In short, perceiving the violence is "good" may originate from violence you had to endure, possibly from caregivers. If a child is suffering violence, his mind may slowly be programmed to think that violence is the only form of love, because people who are supposed to give love and care (caregivers) give violence instead, mixed with sporadic "love". So the two concepts blend, and the kid grows with the inner idea that violence = love, or at least is a form to force love or affection, like you do.
When you wonder to tie, brainwash, and subdue a woman, you seem applying the basic treatment an abused child received. This is a huge red flag in your words.
So you are probably not schizophrenic, but you may have PTSD that leads to personality split instead.

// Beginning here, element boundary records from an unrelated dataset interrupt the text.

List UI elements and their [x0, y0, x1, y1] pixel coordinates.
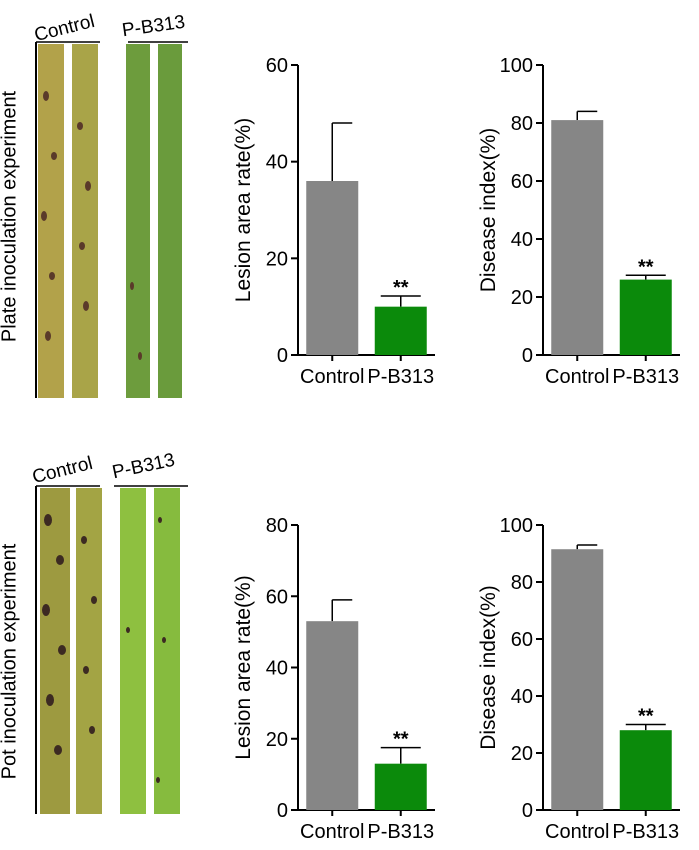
y-tick-label: 100	[500, 515, 533, 537]
y-tick-label: 80	[266, 515, 288, 537]
y-tick-label: 0	[277, 800, 288, 822]
x-tick-label: P-B313	[367, 821, 434, 843]
y-tick-label: 0	[522, 345, 533, 367]
chart-pot-lesion: Lesion area rate(%) 0 20 40 60 80 Control P-B31…	[232, 515, 435, 843]
y-axis-label: Lesion area rate(%)	[232, 118, 255, 302]
y-axis-label: Disease index(%)	[477, 585, 500, 750]
chart-pot-disease: Disease index(%) 0 20 40 60 80 100 Control P-B31…	[477, 515, 680, 843]
y-tick-label: 20	[511, 287, 533, 309]
x-tick-label: Control	[545, 366, 609, 388]
row-label-pot: Pot inoculation experiment	[0, 543, 21, 780]
bar-p-b313	[619, 279, 672, 355]
chart-plate-lesion: Lesion area rate(%) 0 20 40 60 Control P-B313 *…	[232, 55, 435, 388]
y-tick-label: 60	[511, 171, 533, 193]
y-tick-label: 80	[511, 113, 533, 135]
y-tick-label: 20	[511, 743, 533, 765]
bar-p-b313	[374, 306, 427, 355]
y-tick-label: 60	[266, 55, 288, 77]
y-tick-label: 40	[511, 229, 533, 251]
chart-plate-disease: Disease index(%) 0 20 40 60 80 100 Control P-B31…	[477, 55, 680, 388]
y-tick-label: 20	[266, 248, 288, 270]
x-tick-label: Control	[545, 821, 609, 843]
y-tick-label: 20	[266, 729, 288, 751]
bar-control	[306, 621, 359, 810]
leaf-photo-plate	[35, 41, 188, 398]
y-tick-label: 100	[500, 55, 533, 77]
row-label-plate: Plate inoculation experiment	[0, 90, 21, 343]
y-axis-label: Lesion area rate(%)	[232, 575, 255, 759]
y-tick-label: 0	[522, 800, 533, 822]
y-tick-label: 40	[511, 686, 533, 708]
y-tick-label: 40	[266, 658, 288, 680]
bar-p-b313	[374, 763, 427, 810]
significance-marker: **	[393, 729, 409, 751]
significance-marker: **	[638, 256, 654, 278]
x-tick-label: Control	[300, 366, 364, 388]
significance-marker: **	[393, 277, 409, 299]
bar-p-b313	[619, 730, 672, 810]
bar-control	[551, 120, 604, 355]
x-tick-label: P-B313	[612, 366, 679, 388]
x-tick-label: Control	[300, 821, 364, 843]
bar-control	[306, 181, 359, 355]
leaf-photo-pot	[35, 485, 188, 814]
x-tick-label: P-B313	[367, 366, 434, 388]
y-tick-label: 0	[277, 345, 288, 367]
y-tick-label: 80	[511, 572, 533, 594]
x-tick-label: P-B313	[612, 821, 679, 843]
y-tick-label: 60	[511, 629, 533, 651]
y-tick-label: 40	[266, 152, 288, 174]
significance-marker: **	[638, 706, 654, 728]
y-axis-label: Disease index(%)	[477, 128, 500, 293]
y-tick-label: 60	[266, 586, 288, 608]
bar-control	[551, 549, 604, 810]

It's like there are other "selves" in you, buried and with a sort of will and thinking ability, leading to thoughts you do not recognize as "your" because you always repressed those ideas, to avoid confronting past suffering. Those selves may sometimes take over your thinking process, especially when you main self (ego) is low, like in case you are jobless and feel down.
It seems, this is coming to the surface now, to the conscious memory. This may bring back past memories and painful experiences you did not remember before.
If this is the case (I say "if" but it seems pretty evident to me), be strong and prepared to face facts you did not want to remember, flashbacks, emotional outbursts. Nothing your GD cannot handle : they can stop the flood of memories, in case they are too painful. I know this by direct experience.
I can relate much of this because I have this in myself, I experienced and lived those fact, and I still am.
But I can't know you in deep, so I always and strongly suggest to question your Guardian Demon, asking for an explicit and clear answer - if you suffered heavy traumas or abuse, leading to this situation.
If the answer is "yes" you will need to ask for guidance step by step through a Demon, to heal the wounds, slowly and firmly. Only the Demons may read in your mind and know the details, so they can guide you to life experiences that will heal the wounds, even if you still do not remember - a Demon knows.
Plus, of course, intense meditation, cleaning and reprogramming in parallel. I think you know what to do here, but you may not know how to behave in practical life, that your GD will show you - as he did with me.
If you suffered heavy traumas, I express my emotional support to you. I know what it means. You are not alone in this. Never.
Don't feel trapped or hopeless, as this often comes from a wounded self feeling this way, inside you.